Köylüler kalenin etrafında ne yapacaklarını bilmez halde dolanıp sadece gürültü koparırken, Bakunin arabadan iner ve isyanın neden olduğunu sormakla zaman kaybetmeden, köylüleri düzene sokar ve onları öyle yetenekli şekilde yönlendirir ki arabasına geri dönüp yola koyulduğunda kale çoktan dört tarafından yükselen alevler içindedir.
Bakunin 1848′den öldüğü 1876′ya kadar Avrupa devrimci hareketinin içinde bir devdi. 1.93′lık boyu ve 120 kiloluk ağırlığıyla kelimenin tam anlamıyla bir dev ve burjuvazinin hayalini zaptetmiş bir şeytandı.
Michael Bakunin hayatını insanlarn özgürlüğünü getireceğini düşündüğü devrim için adamış anarşist bir devrimcidir. 28 yaşında Berlin’de felsefe öğrenimi görüp bir akedemisyen olmaya çalışırken;rahat, düzenli, zengin yaşamını,ailesinden kalacak mirası reddetti. İnsanların insan gibi yaşayabileceği bir toplumun tek kuralının özgürlük olabileceğine inanmıştı. Onun için özgürlük ekonomik ve siyasi iktidarın yıkılmasıyla halkın kafasına gökten inecek bir kurtuluş değildi.
“Özgürlük ancak özgürlükle,halkın topyekün isyanıyla ve halkın tabandan gönüllü örgütlenmesiye yaratılabilir.”
Bakunin devrimci mücadeleye katıldığından itibaren özgür yaşadı. O imparatorlukların biribirleriyle muharebe alanlarında savaştıkları, devrimci kelimesinin yasak olduğu, insanların dükler, çarlar, padişahlar tarafından kellelerinin uçurulduğu bir dönemde özgür yaşadı. Yanan şatolarda, ölü devlet adamlarında, 1848′de Paris Devrimini savunmak için kurduğu barikatta, Avrupa’nın dört bir yanındaki köylü isyanlarının en ön saflarında, ezilenlerin özgürlüğü önünde engel olan bütün güçlere doğrulttuğu silahında buldu özgürlüğü.

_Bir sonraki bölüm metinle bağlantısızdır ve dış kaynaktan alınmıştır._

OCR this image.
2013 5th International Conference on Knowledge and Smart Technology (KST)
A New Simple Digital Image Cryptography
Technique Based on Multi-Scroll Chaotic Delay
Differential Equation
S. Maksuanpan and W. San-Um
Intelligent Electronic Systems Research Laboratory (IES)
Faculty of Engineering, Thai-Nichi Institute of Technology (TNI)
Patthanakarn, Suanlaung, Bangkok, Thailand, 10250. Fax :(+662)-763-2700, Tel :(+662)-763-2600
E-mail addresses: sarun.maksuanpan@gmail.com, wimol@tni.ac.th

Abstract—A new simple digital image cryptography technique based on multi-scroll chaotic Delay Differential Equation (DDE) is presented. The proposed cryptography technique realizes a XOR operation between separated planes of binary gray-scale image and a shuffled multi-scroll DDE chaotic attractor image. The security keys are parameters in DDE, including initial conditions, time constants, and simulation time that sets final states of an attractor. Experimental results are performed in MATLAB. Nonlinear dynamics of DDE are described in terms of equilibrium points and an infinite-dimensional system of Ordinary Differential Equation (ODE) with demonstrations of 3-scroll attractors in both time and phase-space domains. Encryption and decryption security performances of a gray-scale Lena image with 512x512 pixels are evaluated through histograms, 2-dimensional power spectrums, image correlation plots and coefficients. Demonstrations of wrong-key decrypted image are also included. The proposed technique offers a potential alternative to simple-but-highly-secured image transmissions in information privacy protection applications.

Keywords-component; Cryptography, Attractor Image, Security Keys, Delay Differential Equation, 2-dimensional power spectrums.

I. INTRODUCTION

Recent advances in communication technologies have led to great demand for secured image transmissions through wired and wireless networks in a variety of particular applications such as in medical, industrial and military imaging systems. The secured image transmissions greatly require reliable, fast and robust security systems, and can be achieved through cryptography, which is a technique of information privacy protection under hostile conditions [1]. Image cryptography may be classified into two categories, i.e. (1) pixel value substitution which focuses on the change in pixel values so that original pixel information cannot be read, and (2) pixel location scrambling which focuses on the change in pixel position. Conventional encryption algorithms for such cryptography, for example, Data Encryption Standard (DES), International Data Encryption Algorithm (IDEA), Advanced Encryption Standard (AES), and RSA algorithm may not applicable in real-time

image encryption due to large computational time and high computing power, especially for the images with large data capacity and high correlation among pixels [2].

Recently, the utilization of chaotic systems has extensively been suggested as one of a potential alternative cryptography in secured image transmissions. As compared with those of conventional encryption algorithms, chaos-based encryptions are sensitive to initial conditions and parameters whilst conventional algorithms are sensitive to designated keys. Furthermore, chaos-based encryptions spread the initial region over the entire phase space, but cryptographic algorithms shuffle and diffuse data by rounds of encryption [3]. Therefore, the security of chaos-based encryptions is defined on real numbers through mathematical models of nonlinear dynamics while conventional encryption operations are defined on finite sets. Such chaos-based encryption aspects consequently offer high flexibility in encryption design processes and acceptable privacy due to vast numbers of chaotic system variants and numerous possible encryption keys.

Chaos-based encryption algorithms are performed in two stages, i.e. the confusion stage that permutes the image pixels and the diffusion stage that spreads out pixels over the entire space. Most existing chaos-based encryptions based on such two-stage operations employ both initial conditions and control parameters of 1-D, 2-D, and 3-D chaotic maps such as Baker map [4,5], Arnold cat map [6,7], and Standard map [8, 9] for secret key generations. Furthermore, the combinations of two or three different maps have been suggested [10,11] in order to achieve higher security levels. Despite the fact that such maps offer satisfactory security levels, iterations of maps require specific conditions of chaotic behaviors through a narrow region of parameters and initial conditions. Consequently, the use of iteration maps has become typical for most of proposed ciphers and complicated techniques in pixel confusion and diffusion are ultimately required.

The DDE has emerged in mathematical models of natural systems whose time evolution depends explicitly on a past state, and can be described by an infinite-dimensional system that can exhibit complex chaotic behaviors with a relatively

Yüreğinde taşıdığı bu alevi Rusya, Polonya, Amerika, Almanya, Bohemya, Fransa, İtalya, Prusya’da gittiği her yerde emekçilerin isyanına dönüştürdü.
O, hiçbir iktidarın halka özgürlük getiremeyeceğini biliyordu. Bunu 1868′de Rus devriminden 50 yıl önce dile getirdi. Uluslararası İşçi Birlğinde Karl Marx’a karşı savunduğu şeyde özgürlüktü.

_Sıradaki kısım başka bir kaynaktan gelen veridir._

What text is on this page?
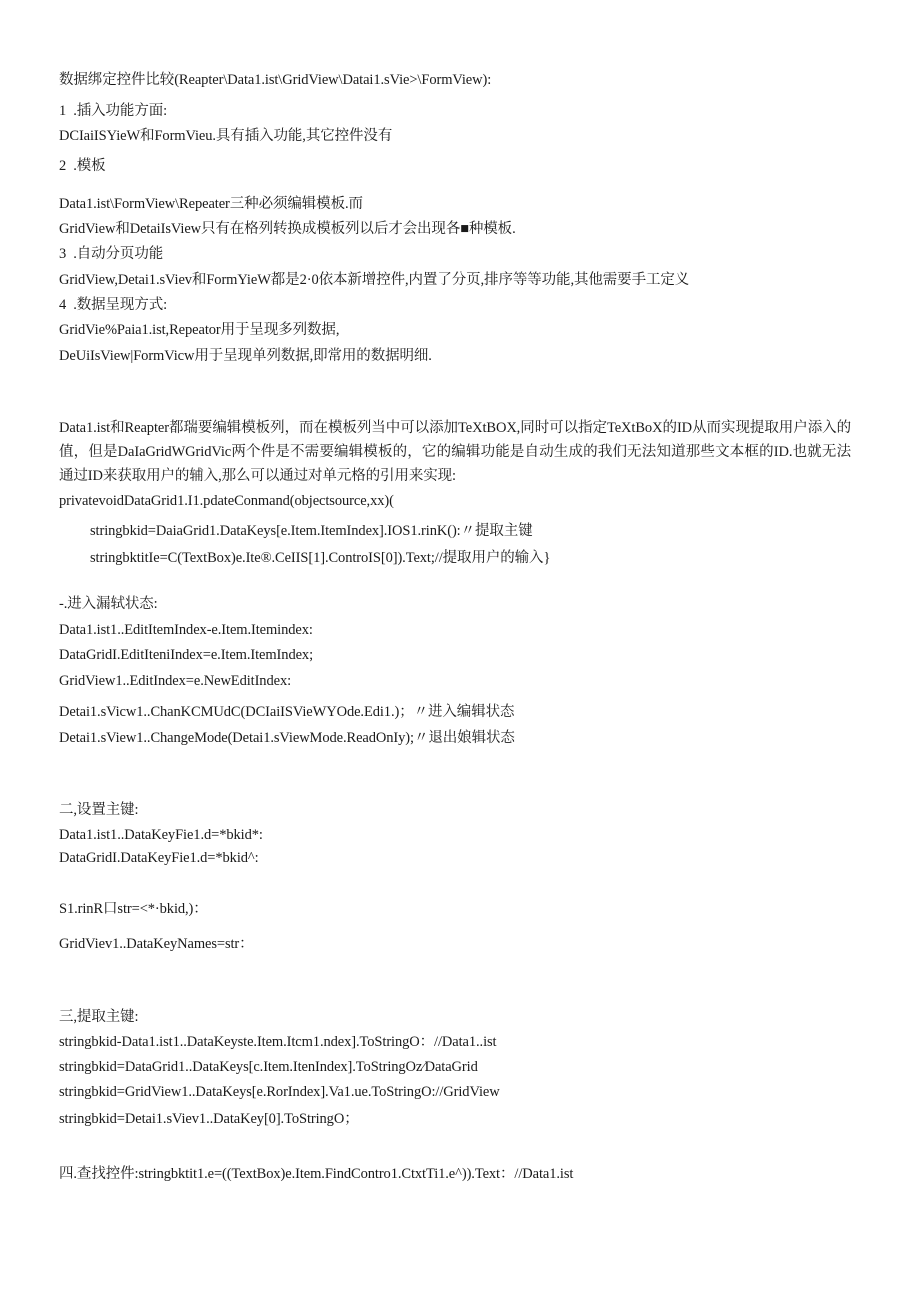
数据绑定控件比较(Reapter\Data1.ist\GridView\Datai1.sVie>\FormView):
1  .插入功能方面:
DCIaiISYieW和FormVieu.具有插入功能,其它控件没有
2  .模板
Data1.ist\FormView\Repeater三种必须编辑模板.而
GridView和DetaiIsView只有在格列转换成模板列以后才会出现各■种模板.
3  .自动分页功能
GridView,Detai1.sViev和FormYieW都是2·0依本新增控件,内置了分页,排序等等功能,其他需要手工定义
4  .数据呈现方式:
GridVie%Paia1.ist,Repeator用于呈现多列数据,
DeUiIsView|FormVicw用于呈现单列数据,即常用的数据明细.
Data1.ist和Reapter都瑞要编辑模板列，而在模板列当中可以添加TeXtBOX,同时可以指定TeXtBoX的ID从而实现提取用户添入的值，但是DaIaGridWGridVic两个件是不需要编辑模板的，它的编辑功能是自动生成的我们无法知道那些文本框的ID.也就无法通过ID来获取用户的辅入,那么可以通过对单元格的引用来实现:
privatevoidDataGrid1.I1.pdateConmand(objectsource,xx)(
stringbkid=DaiaGrid1.DataKeys[e.Item.ItemIndex].IOS1.rinK():〃提取主键
stringbktitIe=C(TextBox)e.Ite®.CeIIS[1].ControIS[0]).Text;//提取用户的输入}
-.进入漏轼状态:
Data1.ist1..EditItemIndex-e.Item.Itemindex:
DataGridI.EditIteniIndex=e.Item.ItemIndex;
GridView1..EditIndex=e.NewEditIndex:
Detai1.sVicw1..ChanKCMUdC(DCIaiISVieWYOde.Edi1.)；〃进入编辑状态
Detai1.sView1..ChangeMode(Detai1.sViewMode.ReadOnIy);〃退出娘辑状态
二,设置主键:
Data1.ist1..DataKeyFie1.d=*bkid*:
DataGridI.DataKeyFie1.d=*bkid^:
S1.rinR口str=<*·bkid,)：
GridViev1..DataKeyNames=str：
三,提取主键:
stringbkid-Data1.ist1..DataKeyste.Item.Itcm1.ndex].ToStringO：//Data1..ist
stringbkid=DataGrid1..DataKeys[c.Item.ItenIndex].ToStringOz∕DataGrid
stringbkid=GridView1..DataKeys[e.RorIndex].Va1.ue.ToStringO://GridView
stringbkid=Detai1.sViev1..DataKey[0].ToStringO；
四.查找控件:stringbktit1.e=((TextBox)e.Item.FindContro1.CtxtTi1.e^)).Text：//Data1.ist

“Komünizm teoriden değil,pratik içgüdüden,halkın içgüdüsünden türer ve bu içgüdü asla yanılmaz.”
Bakunin hapis geçirdiği 10 yılda, bu yıllarda iskorbüt hastalığından dişlerini yitirirken, duvara zincirli geçirdiği aylarda, Sibirya’daki sürgün yıllarında devrime duyduğu tutkuyu yitirmedi. Bütün hayatını sürgün ve kaçak yaşadı. Çünkü onun vatandaşı olduğu ülke özgürlüktü. Ama Bakunin ısrarla kimseden daha özgür olmadığını söyledi.

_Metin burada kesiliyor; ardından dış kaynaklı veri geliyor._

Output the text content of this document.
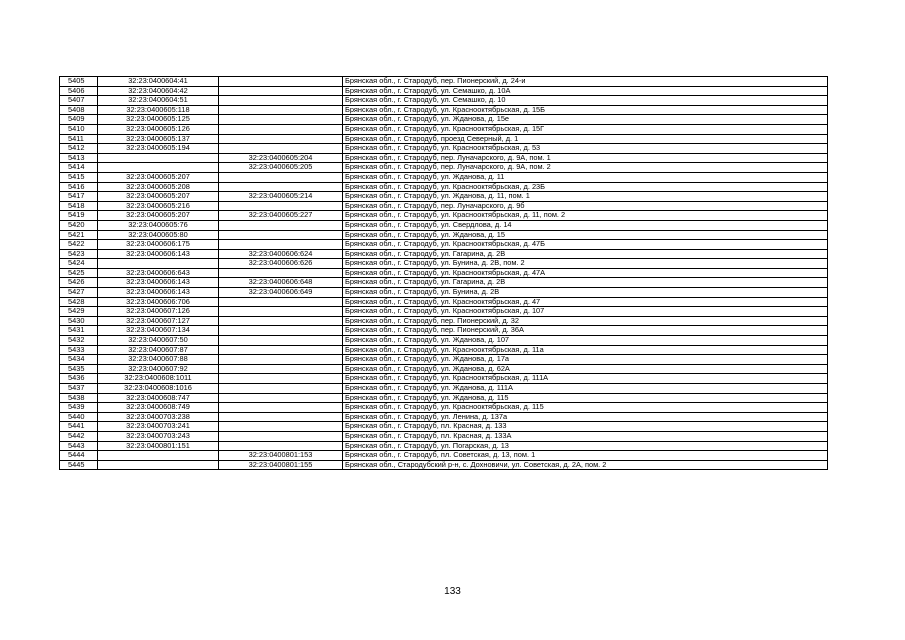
5405	32:23:0400604:41		Брянская обл., г. Стародуб, пер. Пионерский, д. 24-и
5406	32:23:0400604:42		Брянская обл., г. Стародуб, ул. Семашко, д. 10А
5407	32:23:0400604:51		Брянская обл., г. Стародуб, ул. Семашко, д. 10
5408	32:23:0400605:118		Брянская обл., г. Стародуб, ул. Краснооктябрьская, д. 15Б
5409	32:23:0400605:125		Брянская обл., г. Стародуб, ул. Жданова, д. 15е
5410	32:23:0400605:126		Брянская обл., г. Стародуб, ул. Краснооктябрьская, д. 15Г
5411	32:23:0400605:137		Брянская обл., г. Стародуб, проезд Северный, д. 1
5412	32:23:0400605:194		Брянская обл., г. Стародуб, ул. Краснооктябрьская, д. 53
5413		32:23:0400605:204	Брянская обл., г. Стародуб, пер. Луначарского, д. 9А, пом. 1
5414		32:23:0400605:205	Брянская обл., г. Стародуб, пер. Луначарского, д. 9А, пом. 2
5415	32:23:0400605:207		Брянская обл., г. Стародуб, ул. Жданова, д. 11
5416	32:23:0400605:208		Брянская обл., г. Стародуб, ул. Краснооктябрьская, д. 23Б
5417	32:23:0400605:207	32:23:0400605:214	Брянская обл., г. Стародуб, ул. Жданова, д. 11, пом. 1
5418	32:23:0400605:216		Брянская обл., г. Стародуб, пер. Луначарского, д. 9б
5419	32:23:0400605:207	32:23:0400605:227	Брянская обл., г. Стародуб, ул. Краснооктябрьская, д. 11, пом. 2
5420	32:23:0400605:76		Брянская обл., г. Стародуб, ул. Свердлова, д. 14
5421	32:23:0400605:80		Брянская обл., г. Стародуб, ул. Жданова, д. 15
5422	32:23:0400606:175		Брянская обл., г. Стародуб, ул. Краснооктябрьская, д. 47Б
5423	32:23:0400606:143	32:23:0400606:624	Брянская обл., г. Стародуб, ул. Гагарина, д. 2В
5424		32:23:0400606:626	Брянская обл., г. Стародуб, ул. Бунина, д. 2В, пом. 2
5425	32:23:0400606:643		Брянская обл., г. Стародуб, ул. Краснооктябрьская, д. 47А
5426	32:23:0400606:143	32:23:0400606:648	Брянская обл., г. Стародуб, ул. Гагарина, д. 2В
5427	32:23:0400606:143	32:23:0400606:649	Брянская обл., г. Стародуб, ул. Бунина, д. 2В
5428	32:23:0400606:706		Брянская обл., г. Стародуб, ул. Краснооктябрьская, д. 47
5429	32:23:0400607:126		Брянская обл., г. Стародуб, ул. Краснооктябрьская, д. 107
5430	32:23:0400607:127		Брянская обл., г. Стародуб, пер. Пионерский, д. 32
5431	32:23:0400607:134		Брянская обл., г. Стародуб, пер. Пионерский, д. 36А
5432	32:23:0400607:50		Брянская обл., г. Стародуб, ул. Жданова, д. 107
5433	32:23:0400607:87		Брянская обл., г. Стародуб, ул. Краснооктябрьская, д. 11а
5434	32:23:0400607:88		Брянская обл., г. Стародуб, ул. Жданова, д. 17а
5435	32:23:0400607:92		Брянская обл., г. Стародуб, ул. Жданова, д. 62А
5436	32:23:0400608:1011		Брянская обл., г. Стародуб, ул. Краснооктябрьская, д. 111А
5437	32:23:0400608:1016		Брянская обл., г. Стародуб, ул. Жданова, д. 111А
5438	32:23:0400608:747		Брянская обл., г. Стародуб, ул. Жданова, д. 115
5439	32:23:0400608:749		Брянская обл., г. Стародуб, ул. Краснооктябрьская, д. 115
5440	32:23:0400703:238		Брянская обл., г. Стародуб, ул. Ленина, д. 137а
5441	32:23:0400703:241		Брянская обл., г. Стародуб, пл. Красная, д. 133
5442	32:23:0400703:243		Брянская обл., г. Стародуб, пл. Красная, д. 133А
5443	32:23:0400801:151		Брянская обл., г. Стародуб, ул. Погарская, д. 13
5444		32:23:0400801:153	Брянская обл., г. Стародуб, пл. Советская, д. 13, пом. 1
5445		32:23:0400801:155	Брянская обл., Стародубский р-н, с. Дохновичи, ул. Советская, д. 2А, пом. 2
133
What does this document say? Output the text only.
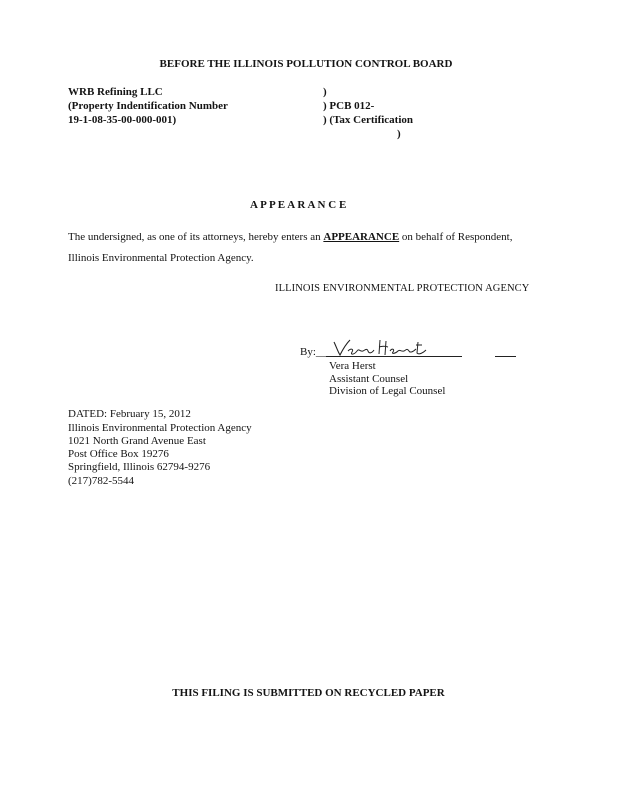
BEFORE THE ILLINOIS POLLUTION CONTROL BOARD
WRB Refining LLC
(Property Indentification Number
19-1-08-35-00-000-001)
)
) PCB 012-
) (Tax Certification
)
A P P E A R A N C E
The undersigned, as one of its attorneys, hereby enters an APPEARANCE on behalf of Respondent,
Illinois Environmental Protection Agency.
ILLINOIS ENVIRONMENTAL PROTECTION AGENCY
By:__
Vera Herst
Assistant Counsel
Division of Legal Counsel
DATED: February 15, 2012
Illinois Environmental Protection Agency
1021 North Grand Avenue East
Post Office Box 19276
Springfield, Illinois 62794-9276
(217)782-5544
THIS FILING IS SUBMITTED ON RECYCLED PAPER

“İnsan ancak kendi kadar özgür insanların arasında özgürdür.”
Özgürlüğü kimsenin kimeye öğretemeyeceini biliyordu. Özgür bir toplumu yaratak olan şeyin yine halkın özgürlüğe olan özlemi ve varolanı yıkma dürtüsü olduğuna inandı.
“Tüm yaşamın keşfolunmaz ve edebiyen yaratıcı kaynağı olduğu için yıkan ve imha eden edebi ruha güvenin. Yıkıcı tutku aynı zamanda yaratıcı bir tutkudur.”
Onun hayatı; her anı özgürlüğün önünde dikilen tüm iktidarları yıkmaya adanmış bir adamın aşk romanıydı. Bakunin’in özgürlüğe aşkının romanı.